Similar to other stink bugs, their shield shape (wider at the rear) is
about as wide as long. Their differences
from other stinkbugs may not be obvious to the untrained eye so, to make sure,
consult your state university plant diagnostic clinic. These can be found online, including those
for Northeast states (www.nepdn.org). A
main difference from the common native stink bug is on the antennae. Look for alternating light and dark bands on antennae
of this exotic pest. More descriptions
and photos can be found online, including from Penn State University
This stink bug is attracted to
warm home exteriors in the fall, and can enter through cracks and
openings. Inside, these bugs don’t harm
humans, but can be a nuisance flying about similar to Asian lady beetles and
cluster flies. When squashed or sucked into a vacuum, the foul odor released
makes their name obvious. This chemical
may cause a slight allergic skin reaction in some. To avoid this odor, vacuum a pleasant smell
such as potpourri (available inexpensively at many craft stores) first, or use
a shop vac already with some soapy water.

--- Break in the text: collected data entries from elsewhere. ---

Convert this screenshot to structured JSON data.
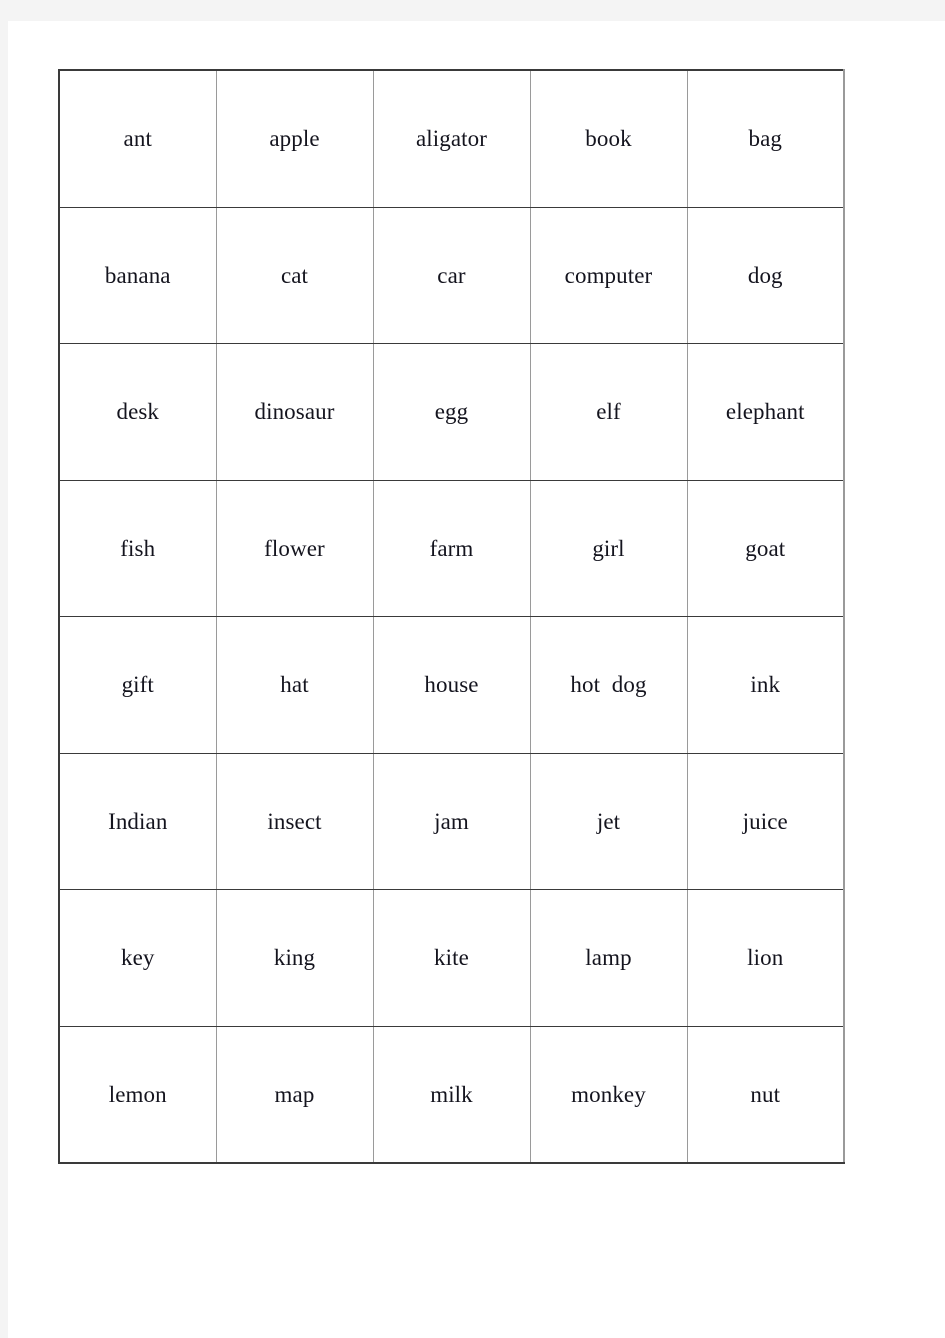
{
  "document": {
    "type": "word-grid-worksheet",
    "columns": 5,
    "rows": 8,
    "page_background": "#ffffff",
    "gutter_color": "#f4f4f4",
    "text_color": "#14141e",
    "outer_border_color": "#3a3a3a",
    "inner_vertical_border_color": "#9a9a9a",
    "inner_horizontal_border_color": "#3a3a3a"
  },
  "table": {
    "rows": [
      {
        "cells": [
          "ant",
          "apple",
          "aligator",
          "book",
          "bag"
        ]
      },
      {
        "cells": [
          "banana",
          "cat",
          "car",
          "computer",
          "dog"
        ]
      },
      {
        "cells": [
          "desk",
          "dinosaur",
          "egg",
          "elf",
          "elephant"
        ]
      },
      {
        "cells": [
          "fish",
          "flower",
          "farm",
          "girl",
          "goat"
        ]
      },
      {
        "cells": [
          "gift",
          "hat",
          "house",
          "hot  dog",
          "ink"
        ]
      },
      {
        "cells": [
          "Indian",
          "insect",
          "jam",
          "jet",
          "juice"
        ]
      },
      {
        "cells": [
          "key",
          "king",
          "kite",
          "lamp",
          "lion"
        ]
      },
      {
        "cells": [
          "lemon",
          "map",
          "milk",
          "monkey",
          "nut"
        ]
      }
    ]
  }
}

There are some pesticides that
can control this pest, but they are generally not recommended in homes and
gardens. Pesticides in homes can be
dangerous if misused, and spraying around cracks is temporary and ineffective
overall. Best is to seal any gaps or
cracks where they can enter and vacuum up any seen.
Pesticides for stink bugs in
gardens also kill good predator insects, if not pollinators too, resulting in
outbreaks of other pests such as spider mites.
By solving one problem you merely create
another. Best is to inspect plants for
the bugs often and regularly, knocking them off into soapy water. Researchers are working on biological
controls that will kill this pest and not predator insects and other native
stink bugs that don’t cause problems.
Being an introduced pest, no natural biological controls are present in
Although this bug can fly, and does
so moving from crop to crop through the season, it spreads longer distances mainly
through hitchhiking on materials moved by humans. If you’re visiting, or moving from, an area
with known infestations, make sure to watch for these bad bugs. Check vehicles, campers, packing materials,
or other objects that you’re transporting from outdoors during the growing
season, and from indoors during other times of year.